Is Google translate an algorithm? ›
It doesn't translate individual words anymore. Instead, it uses an AI-powered neural machine translation algorithm that fetches the meaning from a broader context. And instead of mirroring the source text's word sequence, it tries to mimic the target language's grammar and syntax rules.
Is Panda a Google algorithm? ›Google Panda is a major change to Google's search results ranking algorithm that was first released in February 2011. The change aimed to lower the rank of "low-quality sites" or "thin sites", in particular "content farms", and return higher-quality sites near the top of the search results.
Which AI algorithm is best? ›- Linear regression. ...
- Logistic regression. ...
- Decision trees. ...
- Support vector machines (SVMs) ...
- Naive Bayes algorithm. ...
- KNN classification algorithm. ...
- K-Means. ...
- Random forest algorithm.
Google's mission is to organize the world's information and make it universally accessible and useful. That's why Search makes it easy to discover a broad range of information from a wide variety of sources. Some information is simple, like the height of the Eiffel Tower.

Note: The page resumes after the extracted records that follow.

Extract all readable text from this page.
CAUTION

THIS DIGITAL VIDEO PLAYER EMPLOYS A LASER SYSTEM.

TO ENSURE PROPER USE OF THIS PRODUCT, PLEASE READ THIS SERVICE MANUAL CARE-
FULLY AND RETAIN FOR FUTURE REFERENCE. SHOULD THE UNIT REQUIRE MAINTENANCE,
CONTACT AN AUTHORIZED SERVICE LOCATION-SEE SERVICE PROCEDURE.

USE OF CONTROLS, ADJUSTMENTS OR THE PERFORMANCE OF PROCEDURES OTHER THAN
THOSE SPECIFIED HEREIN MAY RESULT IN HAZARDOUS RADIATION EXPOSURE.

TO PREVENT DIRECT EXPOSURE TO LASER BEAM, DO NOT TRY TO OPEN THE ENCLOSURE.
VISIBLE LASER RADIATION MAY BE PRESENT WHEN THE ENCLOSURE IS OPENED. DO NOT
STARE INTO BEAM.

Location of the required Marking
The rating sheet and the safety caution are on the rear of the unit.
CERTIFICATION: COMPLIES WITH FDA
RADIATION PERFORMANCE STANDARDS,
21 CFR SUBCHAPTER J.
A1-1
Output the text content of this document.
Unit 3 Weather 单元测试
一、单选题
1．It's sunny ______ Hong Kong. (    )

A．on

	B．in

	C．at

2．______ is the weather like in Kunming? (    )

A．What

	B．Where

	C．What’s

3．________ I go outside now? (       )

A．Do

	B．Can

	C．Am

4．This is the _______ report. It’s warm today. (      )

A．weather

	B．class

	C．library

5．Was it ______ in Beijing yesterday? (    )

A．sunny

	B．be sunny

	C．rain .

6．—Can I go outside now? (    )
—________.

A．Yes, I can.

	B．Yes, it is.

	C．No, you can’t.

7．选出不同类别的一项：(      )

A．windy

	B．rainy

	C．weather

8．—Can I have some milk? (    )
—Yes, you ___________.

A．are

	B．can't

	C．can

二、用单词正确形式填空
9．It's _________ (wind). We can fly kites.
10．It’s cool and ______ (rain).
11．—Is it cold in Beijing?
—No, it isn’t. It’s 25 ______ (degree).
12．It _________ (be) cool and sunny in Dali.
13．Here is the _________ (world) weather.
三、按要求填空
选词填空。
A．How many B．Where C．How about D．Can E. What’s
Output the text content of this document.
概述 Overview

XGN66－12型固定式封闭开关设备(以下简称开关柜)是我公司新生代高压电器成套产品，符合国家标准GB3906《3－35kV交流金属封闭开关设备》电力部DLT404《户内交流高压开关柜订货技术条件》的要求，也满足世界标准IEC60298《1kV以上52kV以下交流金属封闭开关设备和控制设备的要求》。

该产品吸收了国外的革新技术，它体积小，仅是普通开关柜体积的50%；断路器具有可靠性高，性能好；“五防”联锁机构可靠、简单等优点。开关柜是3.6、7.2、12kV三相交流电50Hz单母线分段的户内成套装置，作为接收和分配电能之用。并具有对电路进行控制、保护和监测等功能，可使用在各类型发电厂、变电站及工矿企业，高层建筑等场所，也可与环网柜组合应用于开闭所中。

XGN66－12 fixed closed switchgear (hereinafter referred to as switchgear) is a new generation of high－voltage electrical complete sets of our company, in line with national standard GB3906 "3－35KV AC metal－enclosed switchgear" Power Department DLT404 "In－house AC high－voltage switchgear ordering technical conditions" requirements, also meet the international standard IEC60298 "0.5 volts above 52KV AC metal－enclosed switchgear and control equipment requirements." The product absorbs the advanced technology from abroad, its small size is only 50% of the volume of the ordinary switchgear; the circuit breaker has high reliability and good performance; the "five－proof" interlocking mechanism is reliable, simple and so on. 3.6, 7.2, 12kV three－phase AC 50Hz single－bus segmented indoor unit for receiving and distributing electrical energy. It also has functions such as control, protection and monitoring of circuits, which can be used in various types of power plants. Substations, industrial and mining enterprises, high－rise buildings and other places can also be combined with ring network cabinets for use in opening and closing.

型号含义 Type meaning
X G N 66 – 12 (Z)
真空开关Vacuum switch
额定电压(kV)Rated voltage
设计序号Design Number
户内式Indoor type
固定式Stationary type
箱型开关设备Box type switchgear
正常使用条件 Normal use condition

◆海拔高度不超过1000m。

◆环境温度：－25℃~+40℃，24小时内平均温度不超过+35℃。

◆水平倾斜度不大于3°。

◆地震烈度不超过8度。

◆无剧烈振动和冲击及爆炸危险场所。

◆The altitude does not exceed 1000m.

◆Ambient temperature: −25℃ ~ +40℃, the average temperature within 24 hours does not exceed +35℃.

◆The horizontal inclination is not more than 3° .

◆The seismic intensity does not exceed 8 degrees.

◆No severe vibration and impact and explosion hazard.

What are the coding skills required for Google? ›Preferred qualifications:
Experience with one or more general purpose programming languages including but not limited to: Java, C/C++, C#, Objective C, Python, JavaScript, or Go. Ability to learn other coding languages as needed.
Developers at Google use Python for a variety of system building, code evaluation tools, and system administration tools. Python can also be found in several Google APIs. The usage of Python has been growing especially heavily used for their data analysis, machine learning, artificial intelligence and robotic projects.